Myelinogenesis is generally the proliferation of myelin sheaths throughout the nervous system, and specifically the progressive myelination of nerve axon fibers in the central nervous system. This is a non-simultaneous process that occurs primarily postnatally in mammalian species, beginning in the embryo during the midst of early development and finishing after birth.
The myelination process allows neuronal signals to propagate down an axon more swiftly without the loss of signal. This enables better connectivity within specific brain regions and also improves broader neuronal pathways connecting spatially separate regions required for many sensory, cognitive, and motor functions.
Some scientists consider myelination to be a key human evolutionary advantage, enabling greater processing speeds that lead to further brain specialization. Myelination continues for at least another 10 to 12 years after birth before an individual is fully developed. While the rate at which individual children develop varies, the sequence of development is the same for all children (with a range of ages for specific developmental tasks to take place).
Oligodendrocytes are responsible for the creation of myelin sheaths. There are “two stages of OL markers, differentiation of OPCs to OLs, and ensheathment of axons…”.
Although the mechanisms and processes of myelination are yet to be fully understood, some specific stages in this process have become clear:
The principal molecular mechanisms that control the process and sequence of myelinogenesis are not entirely known. Numerous studies have primarily focused on simplifying the underlying neuronal control of myelinogenesis and such studies have provided several possibilities.

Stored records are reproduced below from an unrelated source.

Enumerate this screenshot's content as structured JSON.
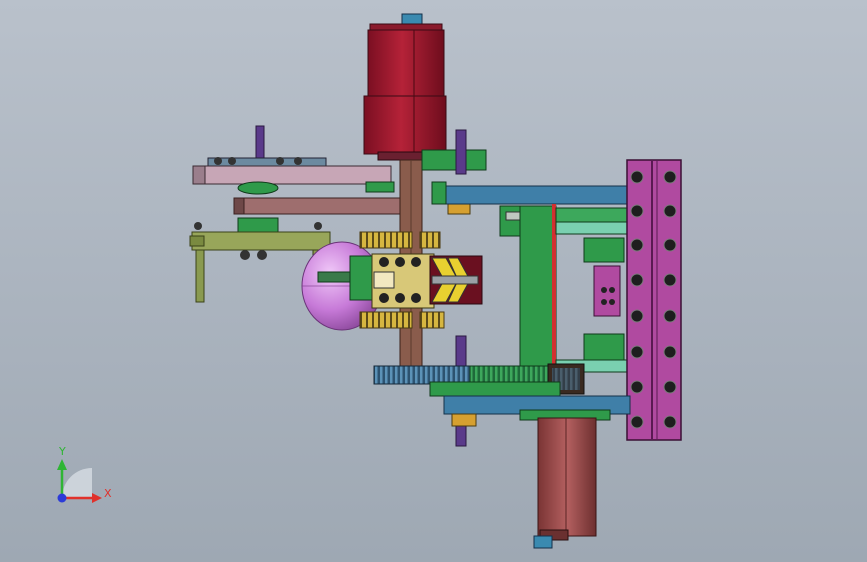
{
  "window": {
    "background_top": "#b9c1cb",
    "background_bottom": "#9ea8b3"
  },
  "triad": {
    "x_label": "X",
    "y_label": "Y",
    "x_color": "#e0312b",
    "y_color": "#2fb534",
    "z_color": "#2b3bd8"
  },
  "colors": {
    "motor_red": "#a01830",
    "motor_lower": "#9a4a48",
    "plate_blue": "#3f7fa8",
    "plate_purple": "#b04aa0",
    "green_part": "#2f9a4a",
    "olive_arm": "#98a65a",
    "gear_blue": "#3a6a90",
    "yellow_part": "#d6b640",
    "brown_frame": "#7a4a3a",
    "sphere": "#c77ad8"
  },
  "icons": [
    "axis-triad-icon"
  ]
}
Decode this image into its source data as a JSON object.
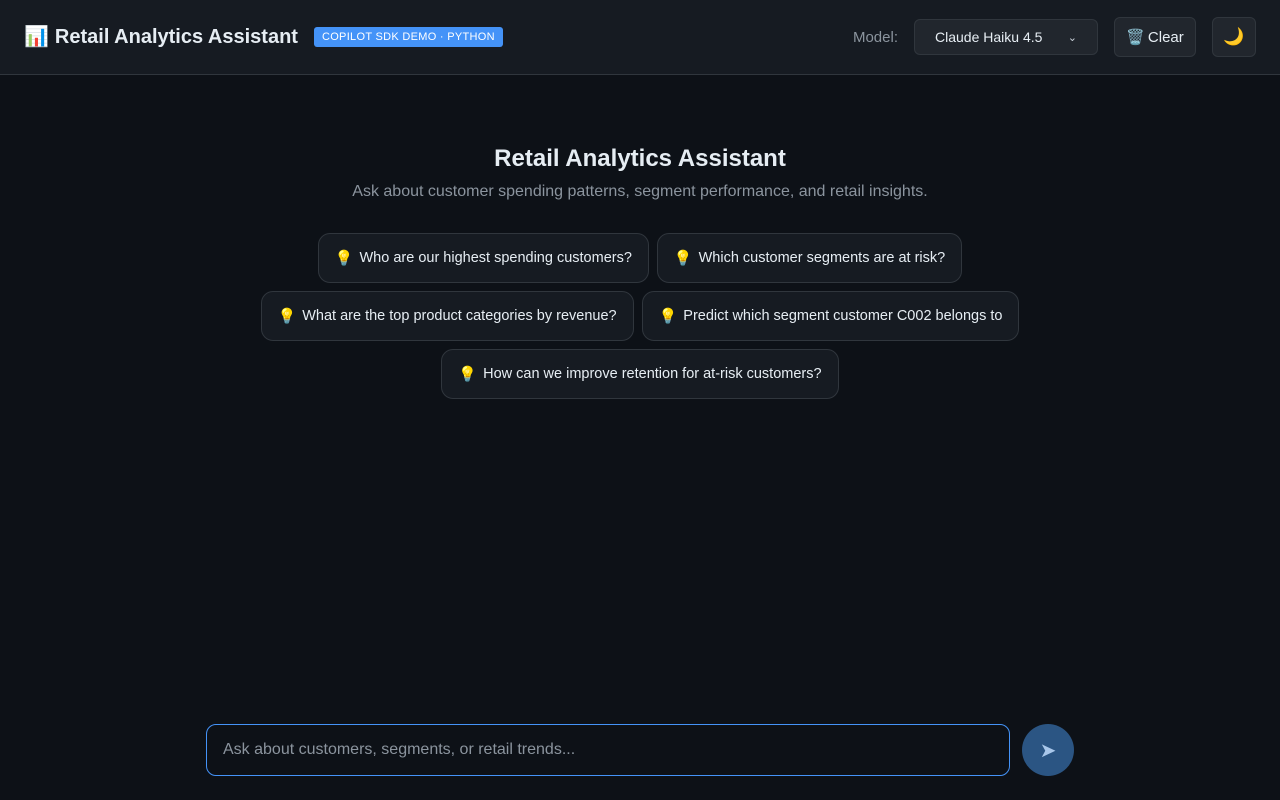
{
  "header": {
    "icon": "bar-chart-icon",
    "title": "Retail Analytics Assistant",
    "badge": "COPILOT SDK DEMO · PYTHON",
    "model_label": "Model:",
    "model_selected": "Claude Haiku 4.5",
    "clear_icon": "wastebasket-icon",
    "clear_label": "Clear",
    "theme_icon": "moon-icon"
  },
  "hero": {
    "title": "Retail Analytics Assistant",
    "subtitle": "Ask about customer spending patterns, segment performance, and retail insights."
  },
  "suggestions": [
    "Who are our highest spending customers?",
    "Which customer segments are at risk?",
    "What are the top product categories by revenue?",
    "Predict which segment customer C002 belongs to",
    "How can we improve retention for at-risk customers?"
  ],
  "composer": {
    "placeholder": "Ask about customers, segments, or retail trends...",
    "send_icon": "send-arrow-icon"
  },
  "colors": {
    "background": "#0d1117",
    "header": "#161b22",
    "accent": "#4493f8",
    "send_button": "#2b5583"
  }
}
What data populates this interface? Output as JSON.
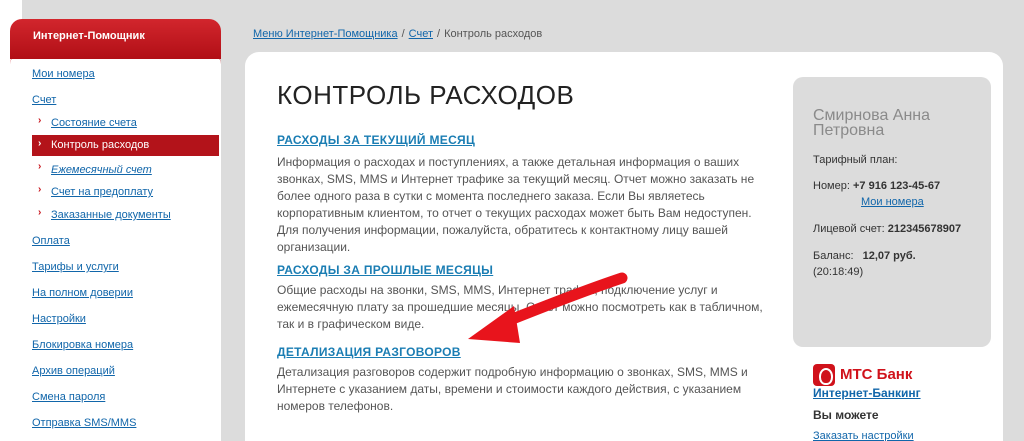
{
  "sidebar": {
    "header": "Интернет-Помощник",
    "items": [
      {
        "label": "Мои номера"
      },
      {
        "label": "Счет"
      },
      {
        "label": "Состояние счета"
      },
      {
        "label": "Контроль расходов"
      },
      {
        "label": "Ежемесячный счет"
      },
      {
        "label": "Счет на предоплату"
      },
      {
        "label": "Заказанные документы"
      },
      {
        "label": "Оплата"
      },
      {
        "label": "Тарифы и услуги"
      },
      {
        "label": "На полном доверии"
      },
      {
        "label": "Настройки"
      },
      {
        "label": "Блокировка номера"
      },
      {
        "label": "Архив операций"
      },
      {
        "label": "Смена пароля"
      },
      {
        "label": "Отправка SMS/MMS"
      }
    ]
  },
  "breadcrumb": {
    "items": [
      "Меню Интернет-Помощника",
      "Счет"
    ],
    "current": "Контроль расходов",
    "separator": "/"
  },
  "main": {
    "title": "КОНТРОЛЬ РАСХОДОВ",
    "sections": [
      {
        "link": "РАСХОДЫ ЗА ТЕКУЩИЙ МЕСЯЦ",
        "text": "Информация о расходах и поступлениях, а также детальная информация о ваших звонках, SMS, MMS и Интернет трафике за текущий месяц. Отчет можно заказать не более одного раза в сутки с момента последнего заказа. Если Вы являетесь корпоративным клиентом, то отчет о текущих расходах может быть Вам недоступен. Для получения информации, пожалуйста, обратитесь к контактному лицу вашей организации."
      },
      {
        "link": "РАСХОДЫ ЗА ПРОШЛЫЕ МЕСЯЦЫ",
        "text": "Общие расходы на звонки, SMS, MMS, Интернет трафик, подключение услуг и ежемесячную плату за прошедшие месяцы. Отчет можно посмотреть как в табличном, так и в графическом виде."
      },
      {
        "link": "ДЕТАЛИЗАЦИЯ РАЗГОВОРОВ",
        "text": "Детализация разговоров содержит подробную информацию о звонках, SMS, MMS и Интернете с указанием даты, времени и стоимости каждого действия, с указанием номеров телефонов."
      }
    ]
  },
  "profile": {
    "name": "Смирнова Анна Петровна",
    "tariff_label": "Тарифный план:",
    "number_label": "Номер:",
    "number_value": "+7 916 123-45-67",
    "my_numbers_link": "Мои номера",
    "account_label": "Лицевой счет:",
    "account_value": "212345678907",
    "balance_label": "Баланс:",
    "balance_value": "12,07 руб.",
    "balance_time": "(20:18:49)"
  },
  "bank": {
    "title": "МТС Банк",
    "subtitle": "Интернет-Банкинг",
    "can_label": "Вы можете",
    "settings_link": "Заказать настройки"
  },
  "colors": {
    "brand_red": "#c8151c",
    "link_blue": "#1166aa",
    "arrow_red": "#e8141c"
  }
}
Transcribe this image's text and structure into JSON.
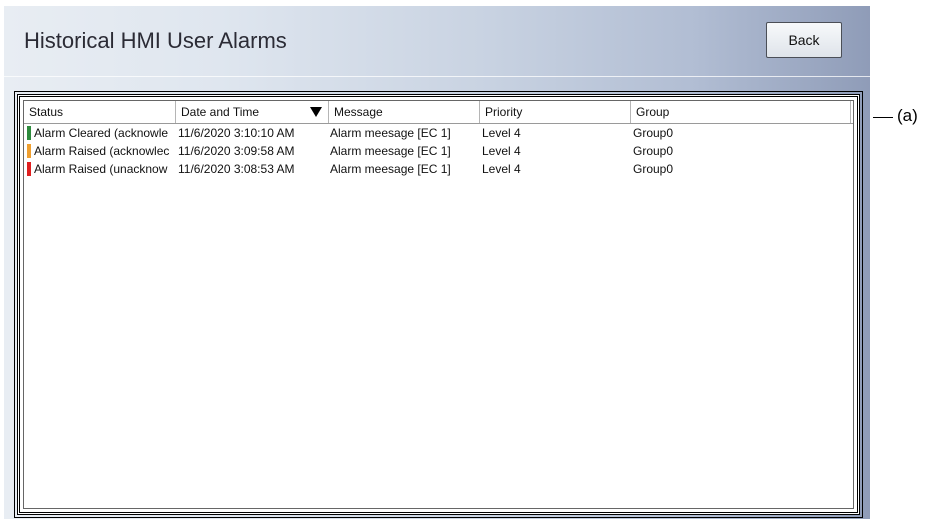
{
  "window": {
    "title": "Historical HMI User Alarms"
  },
  "toolbar": {
    "back_label": "Back"
  },
  "table": {
    "columns": [
      "Status",
      "Date and Time",
      "Message",
      "Priority",
      "Group"
    ],
    "sorted_column": "Date and Time",
    "sort_direction": "descending",
    "rows": [
      {
        "status": "Alarm Cleared (acknowle",
        "status_color": "#2e8b3d",
        "datetime": "11/6/2020 3:10:10 AM",
        "message": "Alarm meesage [EC 1]",
        "priority": "Level 4",
        "group": "Group0"
      },
      {
        "status": "Alarm Raised (acknowlec",
        "status_color": "#f0a030",
        "datetime": "11/6/2020 3:09:58 AM",
        "message": "Alarm meesage [EC 1]",
        "priority": "Level 4",
        "group": "Group0"
      },
      {
        "status": "Alarm Raised (unacknow",
        "status_color": "#e02020",
        "datetime": "11/6/2020 3:08:53 AM",
        "message": "Alarm meesage [EC 1]",
        "priority": "Level 4",
        "group": "Group0"
      }
    ]
  },
  "annotation": {
    "label": "(a)"
  }
}
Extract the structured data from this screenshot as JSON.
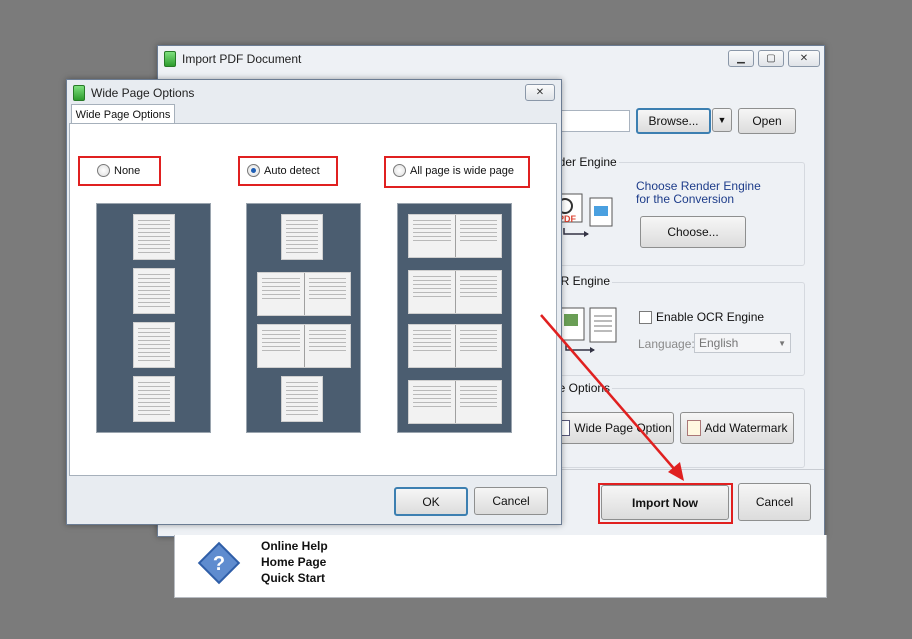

One early study focused on the signaling of oligodendrocyte myelination by regenerating peripheral axons. Researchers studied regenerating PNS axons for 28 weeks in order to investigate whether or not peripheral axons stimulate oligodendrocytes to begin myelination. Experimental induction of myelination by regenerating peripheral axons demonstrated that Schwann cells and oligodendrocytes have a shared mechanism to stimulate myelination. A similar study working to provide evidence for neuronal regulation of myelinogenesis suggested that myelin formation was due to Schwann cells that were controlled by an undefined property of an associated axon.
Another such study in mice determined that the helix-loop-helix transcription factor, OLIG1, plays an integral role in the process of oligodendrocyte myelinogenesis. OLIG1 controls regulation in several myelin related genes, while suppressing others. On a cellular level, the study experimentally demonstrated that OLIG1 is necessary in order to stimulate myelination by oligodendrocytes in the brain. However, spinal cord related oligodendrocytes demonstrated a significantly smaller need of OLIG1 regulation in order to begin myelination.